W opinii kurator wystawy Jan Matejko, Hans Makart czy Mihály Munkácsy stosowali bardzo skuteczną strategię inscenizacji własnych wystaw, otwierali drzwi pracowni, udzielali wywiadów dla gazet, brali udział w balach i rautach, wydawali katalogi i pocztówki. To przykład świadomego marketingu, promocji artysty. Służyła temu też ich hojność. Często darowali swoje obrazy, np. Matejko szczególnie się tym wsławił. Katharina Chrubasik za przykład podaje historię obrazu „Sobieski pod Wiedniem”, który Matejko podarował papieżowi Innocentemu XI. „Zanim obraz trafił do rąk papieża, został przedstawiony w Wiedniu i zrobiono wokół niego wielki szum medialny, informując, że to ostatnia szansa, by to dzieło zobaczyć, zanim zniknie w Watykanie. Dlatego ustawiały się do niego ogromne kolejki  – opowiada historyk sztuki.

Część wystawy poświęcona portretom rodzin arytstów. W tle portret dzieci Jana Matejki w strojach szlacheckichZdjęcie: DW/A. Jarecka

Odważny eksperyment

Ekspozycja "Książęta malarzy" w Bonn złożona jest z ponad 350 eksponatów, które sprowadzono z muzeów w Krakowie, Warszawie, Budapeszcie, Wiedniu, Salzburgu, Londynie i Monachium. Wystawa podzielona została na działy poświęcone m.in. autokreacji artystów, roli ich rodzin i domów, przyjaźniom i kontaktom towarzyskim, jakie nawiązywali, wreszcie sławie, jaka ich otaczała za życia i po śmierci.

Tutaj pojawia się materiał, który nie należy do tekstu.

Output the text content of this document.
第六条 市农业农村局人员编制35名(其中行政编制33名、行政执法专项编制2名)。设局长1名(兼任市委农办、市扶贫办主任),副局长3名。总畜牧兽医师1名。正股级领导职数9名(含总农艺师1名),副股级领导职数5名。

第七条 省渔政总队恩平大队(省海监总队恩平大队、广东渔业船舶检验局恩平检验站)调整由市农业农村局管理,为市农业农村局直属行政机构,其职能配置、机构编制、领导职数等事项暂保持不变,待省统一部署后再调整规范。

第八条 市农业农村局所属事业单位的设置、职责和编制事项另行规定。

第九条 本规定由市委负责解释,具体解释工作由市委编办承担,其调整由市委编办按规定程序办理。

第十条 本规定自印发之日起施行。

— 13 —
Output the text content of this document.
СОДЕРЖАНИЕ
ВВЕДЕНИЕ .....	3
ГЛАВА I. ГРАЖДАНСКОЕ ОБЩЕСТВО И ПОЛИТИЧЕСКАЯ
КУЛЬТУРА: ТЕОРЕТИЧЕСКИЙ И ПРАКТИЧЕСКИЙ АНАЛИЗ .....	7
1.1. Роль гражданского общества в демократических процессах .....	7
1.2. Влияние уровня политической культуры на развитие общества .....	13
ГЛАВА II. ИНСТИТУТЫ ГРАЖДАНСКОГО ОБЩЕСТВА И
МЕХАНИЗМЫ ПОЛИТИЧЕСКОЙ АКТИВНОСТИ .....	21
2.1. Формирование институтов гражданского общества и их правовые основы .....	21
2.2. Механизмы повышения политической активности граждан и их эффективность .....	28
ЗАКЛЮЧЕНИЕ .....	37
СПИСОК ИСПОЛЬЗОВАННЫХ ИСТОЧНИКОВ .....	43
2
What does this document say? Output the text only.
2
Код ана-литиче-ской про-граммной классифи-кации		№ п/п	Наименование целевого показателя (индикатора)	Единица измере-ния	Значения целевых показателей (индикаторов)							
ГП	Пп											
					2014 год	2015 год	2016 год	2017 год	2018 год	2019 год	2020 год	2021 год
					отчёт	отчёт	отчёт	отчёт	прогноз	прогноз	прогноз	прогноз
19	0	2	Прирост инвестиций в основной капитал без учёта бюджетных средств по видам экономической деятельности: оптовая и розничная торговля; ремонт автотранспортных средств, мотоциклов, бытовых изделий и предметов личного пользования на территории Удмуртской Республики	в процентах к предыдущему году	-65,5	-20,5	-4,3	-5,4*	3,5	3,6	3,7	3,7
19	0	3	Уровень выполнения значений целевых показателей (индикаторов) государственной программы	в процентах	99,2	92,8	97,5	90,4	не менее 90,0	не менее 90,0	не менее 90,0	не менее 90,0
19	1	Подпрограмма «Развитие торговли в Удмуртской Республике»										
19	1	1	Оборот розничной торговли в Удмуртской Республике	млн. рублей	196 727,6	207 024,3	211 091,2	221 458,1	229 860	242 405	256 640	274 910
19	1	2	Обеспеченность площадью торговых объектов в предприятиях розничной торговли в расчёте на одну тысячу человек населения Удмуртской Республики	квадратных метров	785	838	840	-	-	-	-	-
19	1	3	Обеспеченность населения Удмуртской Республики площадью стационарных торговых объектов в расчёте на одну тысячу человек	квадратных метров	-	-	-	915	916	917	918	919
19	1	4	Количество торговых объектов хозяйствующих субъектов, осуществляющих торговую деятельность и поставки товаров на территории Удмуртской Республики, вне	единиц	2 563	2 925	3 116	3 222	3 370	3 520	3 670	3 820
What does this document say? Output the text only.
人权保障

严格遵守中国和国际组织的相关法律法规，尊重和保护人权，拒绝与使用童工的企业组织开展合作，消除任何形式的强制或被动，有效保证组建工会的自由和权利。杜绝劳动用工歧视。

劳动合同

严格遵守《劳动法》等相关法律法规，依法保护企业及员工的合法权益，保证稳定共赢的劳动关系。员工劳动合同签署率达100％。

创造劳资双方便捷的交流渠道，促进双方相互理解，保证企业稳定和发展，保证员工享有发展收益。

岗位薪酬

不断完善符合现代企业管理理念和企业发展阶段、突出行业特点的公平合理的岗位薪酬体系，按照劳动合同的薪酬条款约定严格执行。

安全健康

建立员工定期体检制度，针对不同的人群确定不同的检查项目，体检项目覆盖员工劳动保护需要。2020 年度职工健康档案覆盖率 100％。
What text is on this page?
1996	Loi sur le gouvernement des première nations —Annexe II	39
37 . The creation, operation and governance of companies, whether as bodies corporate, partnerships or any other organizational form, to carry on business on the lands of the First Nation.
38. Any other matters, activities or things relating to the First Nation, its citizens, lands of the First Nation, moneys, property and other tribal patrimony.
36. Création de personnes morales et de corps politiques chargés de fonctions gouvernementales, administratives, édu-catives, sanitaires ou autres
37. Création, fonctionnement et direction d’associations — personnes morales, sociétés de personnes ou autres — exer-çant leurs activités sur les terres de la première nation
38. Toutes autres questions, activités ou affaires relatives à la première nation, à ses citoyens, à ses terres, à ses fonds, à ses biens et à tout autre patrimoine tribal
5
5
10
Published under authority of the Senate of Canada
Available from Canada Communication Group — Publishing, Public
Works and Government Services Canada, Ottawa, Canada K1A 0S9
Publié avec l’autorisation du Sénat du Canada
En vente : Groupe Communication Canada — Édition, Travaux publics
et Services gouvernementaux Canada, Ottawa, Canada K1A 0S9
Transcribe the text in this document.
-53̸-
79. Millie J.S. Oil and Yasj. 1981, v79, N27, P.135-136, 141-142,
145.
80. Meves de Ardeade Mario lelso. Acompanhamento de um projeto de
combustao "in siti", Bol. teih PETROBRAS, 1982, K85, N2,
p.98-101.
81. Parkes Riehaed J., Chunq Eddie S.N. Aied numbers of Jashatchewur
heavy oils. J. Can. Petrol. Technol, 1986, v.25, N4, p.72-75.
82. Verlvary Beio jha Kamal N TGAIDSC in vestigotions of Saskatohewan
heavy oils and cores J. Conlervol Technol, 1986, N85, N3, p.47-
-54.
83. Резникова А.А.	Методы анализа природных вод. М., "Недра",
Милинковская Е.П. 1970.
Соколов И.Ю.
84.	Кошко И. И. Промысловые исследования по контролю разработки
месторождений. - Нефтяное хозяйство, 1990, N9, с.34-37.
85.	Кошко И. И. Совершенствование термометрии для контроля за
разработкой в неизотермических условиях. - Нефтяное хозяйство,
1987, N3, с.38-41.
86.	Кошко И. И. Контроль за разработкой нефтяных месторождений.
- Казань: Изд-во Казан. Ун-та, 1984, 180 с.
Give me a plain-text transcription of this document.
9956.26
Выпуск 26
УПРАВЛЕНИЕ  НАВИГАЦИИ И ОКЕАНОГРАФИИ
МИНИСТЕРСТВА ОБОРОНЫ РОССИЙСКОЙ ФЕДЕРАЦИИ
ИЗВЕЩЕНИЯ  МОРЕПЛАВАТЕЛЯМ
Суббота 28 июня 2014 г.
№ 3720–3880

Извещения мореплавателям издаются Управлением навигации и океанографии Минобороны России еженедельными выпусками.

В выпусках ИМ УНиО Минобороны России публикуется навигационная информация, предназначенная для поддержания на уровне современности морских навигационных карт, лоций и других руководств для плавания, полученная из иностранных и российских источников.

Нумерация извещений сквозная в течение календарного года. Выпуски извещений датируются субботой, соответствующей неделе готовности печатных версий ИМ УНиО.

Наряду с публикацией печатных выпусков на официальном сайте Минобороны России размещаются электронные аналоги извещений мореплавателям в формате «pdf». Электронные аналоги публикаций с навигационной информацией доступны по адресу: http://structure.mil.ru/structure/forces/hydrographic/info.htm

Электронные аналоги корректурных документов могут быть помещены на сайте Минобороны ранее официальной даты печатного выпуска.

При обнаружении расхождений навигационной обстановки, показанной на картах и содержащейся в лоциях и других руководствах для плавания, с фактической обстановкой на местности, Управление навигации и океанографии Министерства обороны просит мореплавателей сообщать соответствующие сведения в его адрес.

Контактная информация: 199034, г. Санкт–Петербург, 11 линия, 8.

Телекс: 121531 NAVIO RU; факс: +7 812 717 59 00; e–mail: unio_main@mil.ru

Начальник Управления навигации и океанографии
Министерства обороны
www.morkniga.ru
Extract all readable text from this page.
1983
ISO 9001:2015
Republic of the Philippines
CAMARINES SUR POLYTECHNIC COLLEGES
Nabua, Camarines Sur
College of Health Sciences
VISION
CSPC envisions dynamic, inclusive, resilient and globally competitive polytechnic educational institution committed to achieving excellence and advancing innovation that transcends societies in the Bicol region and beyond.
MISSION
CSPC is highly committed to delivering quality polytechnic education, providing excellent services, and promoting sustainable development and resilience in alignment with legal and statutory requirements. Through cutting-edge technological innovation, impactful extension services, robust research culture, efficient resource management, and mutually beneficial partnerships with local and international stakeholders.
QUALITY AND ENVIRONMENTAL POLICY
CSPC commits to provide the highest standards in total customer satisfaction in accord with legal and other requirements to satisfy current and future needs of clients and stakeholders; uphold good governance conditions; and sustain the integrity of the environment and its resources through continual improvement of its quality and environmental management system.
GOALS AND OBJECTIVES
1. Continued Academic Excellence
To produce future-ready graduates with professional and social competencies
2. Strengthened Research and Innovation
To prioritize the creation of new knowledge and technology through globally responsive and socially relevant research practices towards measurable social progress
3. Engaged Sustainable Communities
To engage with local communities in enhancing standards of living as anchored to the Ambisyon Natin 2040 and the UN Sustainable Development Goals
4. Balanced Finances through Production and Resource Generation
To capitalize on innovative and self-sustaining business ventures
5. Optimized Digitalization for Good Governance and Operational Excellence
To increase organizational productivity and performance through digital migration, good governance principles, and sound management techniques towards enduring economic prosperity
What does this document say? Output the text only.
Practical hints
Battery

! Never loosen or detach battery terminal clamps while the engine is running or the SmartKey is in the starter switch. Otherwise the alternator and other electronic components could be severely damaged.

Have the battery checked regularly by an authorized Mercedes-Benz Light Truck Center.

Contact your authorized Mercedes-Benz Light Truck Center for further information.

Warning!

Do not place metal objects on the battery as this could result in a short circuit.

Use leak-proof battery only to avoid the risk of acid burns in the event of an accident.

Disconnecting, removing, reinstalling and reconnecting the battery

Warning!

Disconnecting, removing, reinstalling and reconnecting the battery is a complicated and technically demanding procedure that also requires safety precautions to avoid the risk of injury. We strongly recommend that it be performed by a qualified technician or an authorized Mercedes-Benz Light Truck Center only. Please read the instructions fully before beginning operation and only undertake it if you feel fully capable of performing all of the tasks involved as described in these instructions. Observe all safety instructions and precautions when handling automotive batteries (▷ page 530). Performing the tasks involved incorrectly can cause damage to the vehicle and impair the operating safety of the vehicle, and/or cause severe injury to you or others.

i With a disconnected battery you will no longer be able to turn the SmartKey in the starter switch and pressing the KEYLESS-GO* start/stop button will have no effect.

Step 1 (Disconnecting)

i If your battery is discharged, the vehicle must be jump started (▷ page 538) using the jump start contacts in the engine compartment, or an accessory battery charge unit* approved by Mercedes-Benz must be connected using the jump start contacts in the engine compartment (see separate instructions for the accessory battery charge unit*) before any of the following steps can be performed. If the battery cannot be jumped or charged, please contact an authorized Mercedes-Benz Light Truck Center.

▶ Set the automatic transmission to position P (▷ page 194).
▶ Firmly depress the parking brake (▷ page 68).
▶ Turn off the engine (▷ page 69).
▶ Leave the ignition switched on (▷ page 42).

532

W opinii kuratorki wystawy to odważny eksperyment. – Mówimy o sztuce, która jest oddalona od nas ponad 150 lat – wyjaśnia, podkreślając znaczenie tej ekspozycji, przybliżającej artystów „którzy niemalże do I wojny światowej należeli do kanonu malarzy znanych i wystawianych w całej Europie, aby na dekady popaść w zapomnienie”. „Są fantastycznymi twórcami potrzebnymi do zrozumienia tego, co się dzieje w sztuce, w malarstwie, także tym współczesnym – zaznacza Katharina Chrubasik.

W Bonn zaprezentowano 70 eksponatów związanych z Janem Matejką. Są wśród nich m.in. szkice do obrazu „Dziewica Orleańska” i „Sobieski pod Wiedniem”, portrety artysty i jego rodziny, jego mecenasów, drzeworyty i projekty polichromii do Bazylki Mariackiej. 

Wystawa jest czynna do 27 stycznia 2019 r.